Is being hypermobile a bad thing? Not in itself. Many hypermobile people move comfortably their whole lives and never give it a thought. It becomes worth attention when it comes with pain, joints that slip or feel unstable, frequent injuries, or fatigue, which can point to a spectrum disorder worth assessing with a professional.

What Beighton score counts as hypermobile? The Beighton scale runs from zero to nine. Researchers often use a cut-off around five or more in adults to flag generalized joint hypermobility, though thresholds vary by age and source. A high score is a screening signal, not a label, and a clinician interprets it alongside your symptoms and history.

Should hypermobile people stretch more? Usually not. A hypermobile joint already travels beyond the typical range, so adding yet more reach at its outer limit often leaves it feeling slack rather than steadier. The more helpful focus is control and gentle strength within an easy mid-range, building a clearer sense of where each joint sits.

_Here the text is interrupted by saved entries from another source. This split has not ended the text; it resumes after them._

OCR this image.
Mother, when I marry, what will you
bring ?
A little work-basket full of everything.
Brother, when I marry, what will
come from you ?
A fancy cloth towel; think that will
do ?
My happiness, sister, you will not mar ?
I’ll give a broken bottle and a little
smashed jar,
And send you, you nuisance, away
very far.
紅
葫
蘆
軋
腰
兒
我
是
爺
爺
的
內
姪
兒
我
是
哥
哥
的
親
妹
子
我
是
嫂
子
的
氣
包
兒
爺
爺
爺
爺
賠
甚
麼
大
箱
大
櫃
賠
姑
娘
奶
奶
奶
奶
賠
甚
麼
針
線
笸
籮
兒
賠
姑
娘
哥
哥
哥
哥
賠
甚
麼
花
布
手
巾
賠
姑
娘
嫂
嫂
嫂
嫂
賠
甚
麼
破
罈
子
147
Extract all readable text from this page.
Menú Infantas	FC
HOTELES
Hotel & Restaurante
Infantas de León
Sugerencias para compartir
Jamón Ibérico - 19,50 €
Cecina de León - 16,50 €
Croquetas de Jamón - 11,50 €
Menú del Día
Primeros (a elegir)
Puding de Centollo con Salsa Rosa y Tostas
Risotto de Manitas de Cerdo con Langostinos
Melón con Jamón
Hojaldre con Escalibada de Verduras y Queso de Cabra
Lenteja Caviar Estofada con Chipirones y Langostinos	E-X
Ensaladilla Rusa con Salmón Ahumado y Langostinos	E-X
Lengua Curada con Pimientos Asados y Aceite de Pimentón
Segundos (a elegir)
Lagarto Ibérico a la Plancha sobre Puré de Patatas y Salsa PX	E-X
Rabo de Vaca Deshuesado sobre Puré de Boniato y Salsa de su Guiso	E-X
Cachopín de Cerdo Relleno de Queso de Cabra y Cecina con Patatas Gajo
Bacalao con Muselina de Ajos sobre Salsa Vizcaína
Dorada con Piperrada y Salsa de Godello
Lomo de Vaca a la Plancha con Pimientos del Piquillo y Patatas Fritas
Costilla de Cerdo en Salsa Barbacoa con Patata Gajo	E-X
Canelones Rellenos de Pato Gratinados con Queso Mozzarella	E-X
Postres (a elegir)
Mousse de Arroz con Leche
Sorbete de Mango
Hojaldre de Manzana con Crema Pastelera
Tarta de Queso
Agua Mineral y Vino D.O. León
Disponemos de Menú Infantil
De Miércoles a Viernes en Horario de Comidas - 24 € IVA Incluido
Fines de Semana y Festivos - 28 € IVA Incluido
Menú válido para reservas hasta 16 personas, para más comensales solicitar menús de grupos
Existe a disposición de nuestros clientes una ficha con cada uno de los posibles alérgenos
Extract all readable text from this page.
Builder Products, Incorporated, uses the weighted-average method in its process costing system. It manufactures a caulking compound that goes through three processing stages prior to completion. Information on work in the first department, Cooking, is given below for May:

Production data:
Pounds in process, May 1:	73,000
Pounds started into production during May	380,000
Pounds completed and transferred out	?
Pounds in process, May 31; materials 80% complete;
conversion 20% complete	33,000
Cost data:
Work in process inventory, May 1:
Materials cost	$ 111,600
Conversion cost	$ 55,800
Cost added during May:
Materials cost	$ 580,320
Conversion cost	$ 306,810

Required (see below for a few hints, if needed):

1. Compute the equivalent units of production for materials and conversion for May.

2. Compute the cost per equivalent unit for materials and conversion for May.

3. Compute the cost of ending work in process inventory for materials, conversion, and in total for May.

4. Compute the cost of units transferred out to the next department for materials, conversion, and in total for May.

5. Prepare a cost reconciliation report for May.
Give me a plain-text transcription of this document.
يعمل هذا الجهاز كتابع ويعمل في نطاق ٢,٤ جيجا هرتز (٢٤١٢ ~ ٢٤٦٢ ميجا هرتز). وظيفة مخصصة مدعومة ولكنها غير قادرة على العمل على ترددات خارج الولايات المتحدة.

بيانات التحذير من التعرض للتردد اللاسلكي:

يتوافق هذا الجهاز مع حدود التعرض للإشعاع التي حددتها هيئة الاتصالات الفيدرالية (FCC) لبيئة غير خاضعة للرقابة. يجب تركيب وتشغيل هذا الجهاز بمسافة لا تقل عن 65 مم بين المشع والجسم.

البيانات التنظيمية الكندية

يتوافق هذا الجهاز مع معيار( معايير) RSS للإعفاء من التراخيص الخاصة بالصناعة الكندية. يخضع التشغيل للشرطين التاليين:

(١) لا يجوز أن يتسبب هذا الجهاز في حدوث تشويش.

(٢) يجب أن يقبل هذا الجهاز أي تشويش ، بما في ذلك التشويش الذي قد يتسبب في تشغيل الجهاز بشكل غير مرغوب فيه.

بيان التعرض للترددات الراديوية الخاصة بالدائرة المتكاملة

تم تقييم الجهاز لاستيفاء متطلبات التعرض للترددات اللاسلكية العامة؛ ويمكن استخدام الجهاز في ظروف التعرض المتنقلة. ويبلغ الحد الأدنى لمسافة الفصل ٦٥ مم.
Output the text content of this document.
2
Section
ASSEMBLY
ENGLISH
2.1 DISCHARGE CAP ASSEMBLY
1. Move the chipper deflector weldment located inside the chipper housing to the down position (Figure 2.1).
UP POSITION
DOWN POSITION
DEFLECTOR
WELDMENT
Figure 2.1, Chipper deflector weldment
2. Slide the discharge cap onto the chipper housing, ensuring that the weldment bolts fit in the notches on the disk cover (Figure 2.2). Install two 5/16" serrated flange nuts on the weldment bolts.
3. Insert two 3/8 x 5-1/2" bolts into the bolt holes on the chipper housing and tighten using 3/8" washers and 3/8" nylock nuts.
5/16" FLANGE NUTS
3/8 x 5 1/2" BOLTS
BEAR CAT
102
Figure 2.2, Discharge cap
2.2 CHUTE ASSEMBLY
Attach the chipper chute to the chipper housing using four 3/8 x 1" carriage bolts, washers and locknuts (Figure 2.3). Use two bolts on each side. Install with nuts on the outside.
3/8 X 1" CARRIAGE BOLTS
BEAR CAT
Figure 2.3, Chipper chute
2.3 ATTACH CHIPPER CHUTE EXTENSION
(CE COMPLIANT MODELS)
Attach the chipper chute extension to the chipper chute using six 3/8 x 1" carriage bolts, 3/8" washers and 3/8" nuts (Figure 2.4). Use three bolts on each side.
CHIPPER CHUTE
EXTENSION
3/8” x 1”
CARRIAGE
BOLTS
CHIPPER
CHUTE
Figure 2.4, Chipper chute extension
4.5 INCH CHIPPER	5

How often should I do gentle stability movement if I am hypermobile? A little and often tends to serve loose joints better than an occasional long session. Even a few minutes of slow, careful movement on most days keeps building the body awareness and quiet muscular support that loose joints lean on, without overloading tissue that is already lax.

When should I see a professional about hypermobility? Book an assessment if joints slip or dislocate often, if pain is spreading or persistent, if you bruise easily or feel unusually fatigued, or if a connective tissue condition such as Ehlers-Danlos syndrome runs in your family. A self-check cannot diagnose those, and early guidance helps.